Confidence and Self-Doubt
Updated: Oct 30, 2019
Confidence! Such broad concept, it can mean something different to each of us. But what actually is confidence? What does Confidence mean to you?
According to the Oxford Dictionary confidence is:
"the trust in one's abilities, qualities, and judgement"
It therefore stands to reason that when we doubt our own abilities, qualities and judgement our confidence drops.
The link between Confidence, Self-Esteem and Self-Doubt:
Self-confidence, Self-esteem and Self-doubt are different things!
Self-esteem relates to the way you feel about yourself, how you value your own worth and ability, the pride and self-respect you have in yourself. A huge impact on Self-esteem is how you compare yourself to others!
Self-confidence relates to your external experiences i.e. your relationships and how you experience your interactions with others and with situations.
Self-doubt relates to your trust and faith in yourself (your skills, abilities, appearance and behaviour). It is present in everyone’s life to some extent.
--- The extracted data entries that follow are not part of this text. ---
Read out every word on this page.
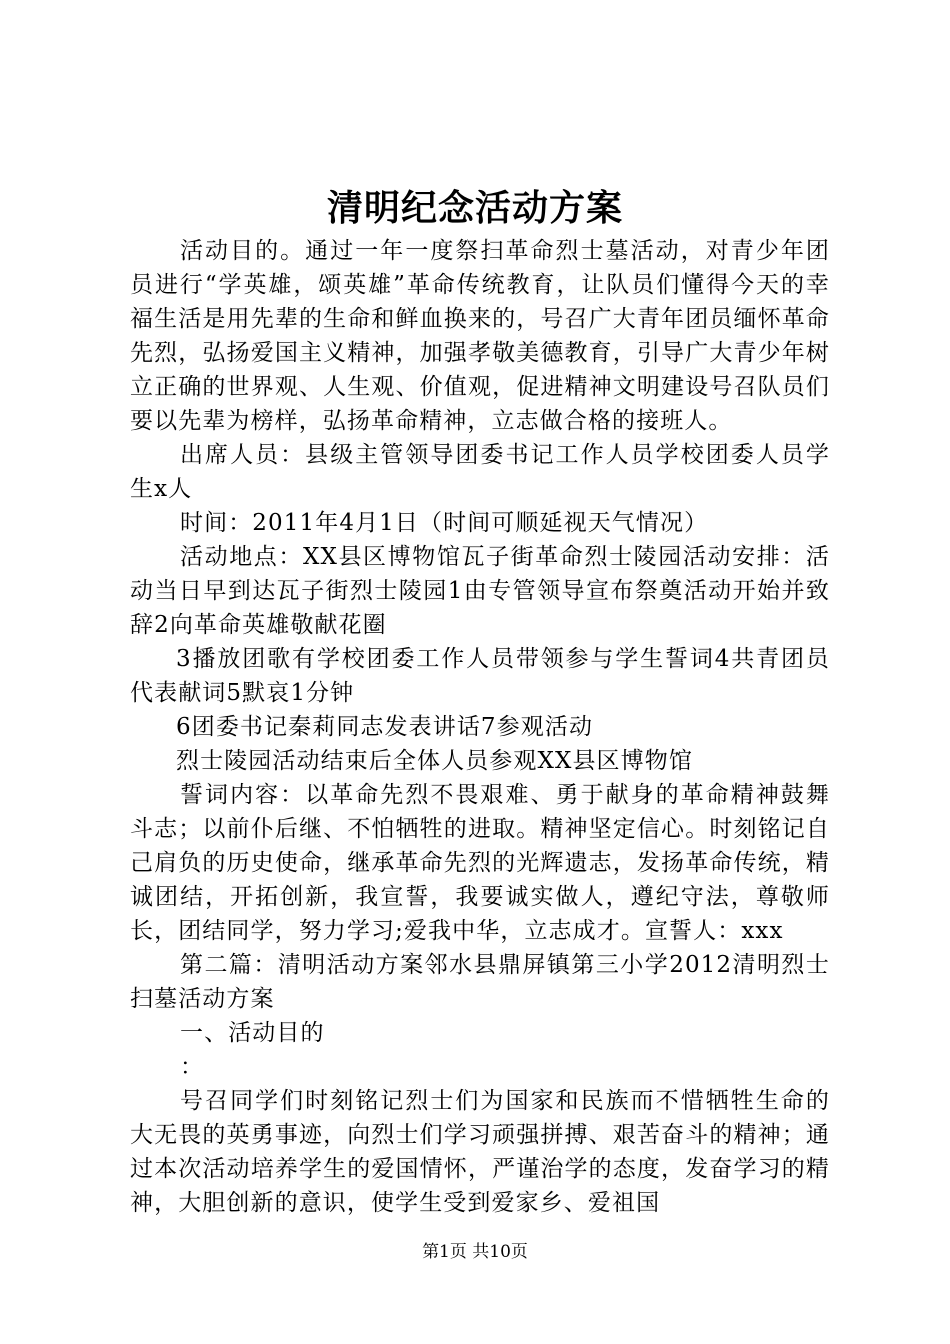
清明纪念活动方案

活动目的。通过一年一度祭扫革命烈士墓活动，对青少年团员进行“学英雄，颂英雄”革命传统教育，让队员们懂得今天的幸福生活是用先辈的生命和鲜血换来的，号召广大青年团员缅怀革命先烈，弘扬爱国主义精神，加强孝敬美德教育，引导广大青少年树立正确的世界观、人生观、价值观，促进精神文明建设号召队员们要以先辈为榜样，弘扬革命精神，立志做合格的接班人。

出席人员：县级主管领导团委书记工作人员学校团委人员学生x人

时间：2011年4月1日（时间可顺延视天气情况）

活动地点：XX县区博物馆瓦子街革命烈士陵园活动安排：活动当日早到达瓦子街烈士陵园1由专管领导宣布祭奠活动开始并致辞2向革命英雄敬献花圈

3播放团歌有学校团委工作人员带领参与学生誓词4共青团员代表献词5默哀1分钟

6团委书记秦莉同志发表讲话7参观活动

烈士陵园活动结束后全体人员参观XX县区博物馆

誓词内容：以革命先烈不畏艰难、勇于献身的革命精神鼓舞斗志；以前仆后继、不怕牺牲的进取。精神坚定信心。时刻铭记自己肩负的历史使命，继承革命先烈的光辉遗志，发扬革命传统，精诚团结，开拓创新，我宣誓，我要诚实做人，遵纪守法，尊敬师长，团结同学，努力学习;爱我中华，立志成才。宣誓人：xxx

第二篇：清明活动方案邻水县鼎屏镇第三小学2012清明烈士扫墓活动方案

一、活动目的

：

号召同学们时刻铭记烈士们为国家和民族而不惜牺牲生命的大无畏的英勇事迹，向烈士们学习顽强拼搏、艰苦奋斗的精神；通过本次活动培养学生的爱国情怀，严谨治学的态度，发奋学习的精神，大胆创新的意识，使学生受到爱家乡、爱祖国

第1页 共10页
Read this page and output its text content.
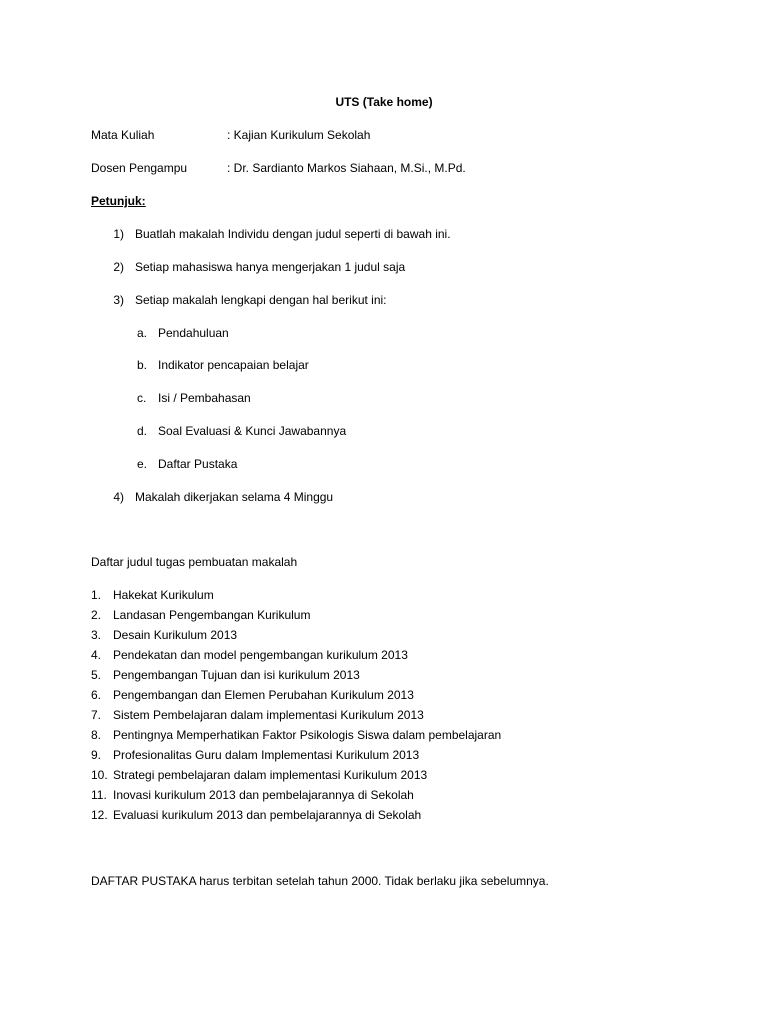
UTS (Take home)
Mata Kuliah	: Kajian Kurikulum Sekolah
Dosen Pengampu	: Dr. Sardianto Markos Siahaan, M.Si., M.Pd.
Petunjuk:
1) Buatlah makalah Individu dengan judul seperti di bawah ini.
2) Setiap mahasiswa hanya mengerjakan 1 judul saja
3) Setiap makalah lengkapi dengan hal berikut ini:
a. Pendahuluan
b. Indikator pencapaian belajar
c. Isi / Pembahasan
d. Soal Evaluasi & Kunci Jawabannya
e. Daftar Pustaka
4) Makalah dikerjakan selama 4 Minggu
Daftar judul tugas pembuatan makalah
1. Hakekat Kurikulum
2. Landasan Pengembangan Kurikulum
3. Desain Kurikulum 2013
4. Pendekatan dan model pengembangan kurikulum 2013
5. Pengembangan Tujuan dan isi kurikulum 2013
6. Pengembangan dan Elemen Perubahan Kurikulum 2013
7. Sistem Pembelajaran dalam implementasi Kurikulum 2013
8. Pentingnya Memperhatikan Faktor Psikologis Siswa dalam pembelajaran
9. Profesionalitas Guru dalam Implementasi Kurikulum 2013
10. Strategi pembelajaran dalam implementasi Kurikulum 2013
11. Inovasi kurikulum 2013 dan pembelajarannya di Sekolah
12. Evaluasi kurikulum 2013 dan pembelajarannya di Sekolah
DAFTAR PUSTAKA harus terbitan setelah tahun 2000. Tidak berlaku jika sebelumnya.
It can be healthy at some level, reminding us that we’re not always right. It can cause a fleeting hesitation before you do something, or it can be more long-term and debilitating stopping you from progressing or achieving what you want to achieve.
Self-confidence can be learned and developed whereas self-esteem is deeply entwined with our personal beliefs and views and therefore far harder to change. Unhealthy levels of self-doubt can contribute to low self-esteem and knock our confidence.
Understanding what is driving your self-doubts, and how to contest them can increase self-esteem and set a strong foundation for self-confidence to grow authentically creating trust and reliability that will lead others to believe and have confidence in you.
This isn’t easy; self-doubt can be deeply ingrained. But if you are willing to take action, make mistakes, learn and grow then change can happen.
The triggers of self-doubt and how to tackle them
When your ingrained beliefs and view of yourself produces negative thoughts and feelings telling you that you are "not good enough".
Tackling Trigger #1:
Choose better thoughts! Allow yourself to know that you are capable and that if you try this you might fail, but you will learn from that failure which will inform your next step towards success. When you notice these negative thoughts and feelings arising imagine it is your inner-saboteur talking and ask yourself these questions:
What is your inner-saboteur leading you to believe about your own capacity, abilities and behaviours?
How do you show up (internally and externally) when you hold this belief?
What would your inner-coach say about your capacity, abilities and behaviours? How would it respond to the judgements of your inner-saboteur?
Listen to your inner-coach! Draw on your self-compassion to help you nurture your positive self-belief. Question your self-doubts and replace them with these more positive thoughts. Provide yourself with evidence to truly think, feel and know that you can do it, that you have as much worth, right and capacity to succeed as the next person.
When your values do not align to what you are trying to achieve.
Tackling Trigger #2:
Identify and understand your personal values and recognise where they may be compromised in what you are trying to achieve. Depending on the importance of this value to you; either understand and accept that this is the case (awareness itself often allows us to move on), or change the thing you are doing so it is more aligned to your values.
When we are unclear on where we are trying to get to - leading to procrastination
Tackling Trigger #3:
Create a clear vision and achievable plans to get there. Focus on the small steps (see previous blog on procrastination).
Try a visualisation exercise: Imagine yourself at a point in your future. Describe what is going on for you at that point in time and explore how that feels and looks, who's there, what you are doing. Below are links to 3 life-visioning exercises to guide this process - choose the one that you feel most drawn to:
Trying to do it all on your own
Being alone with your internal thoughts and inner-saboteur can make it harder to listen to your inner-coach. Our inner-saboteur tends to shout louder!
Tackling Trigger #4:
Ask for help, bounce ideas off others, talk about it, create networks of support, speak to a coach!
When you say the things that are going on in your head out loud to others who are prepared to listen you hear it differently. The chaos of thoughts in your head begins to fall into some form of order, direction and focus becomes clearer and motivation grows.
Remember: Changing your personal beliefs is not easy. It is a journey and you may still wobble a bit. Allow yourself to be OK with some element of self-doubt, recognise it as a coping mechanism and listen to what it is telling you.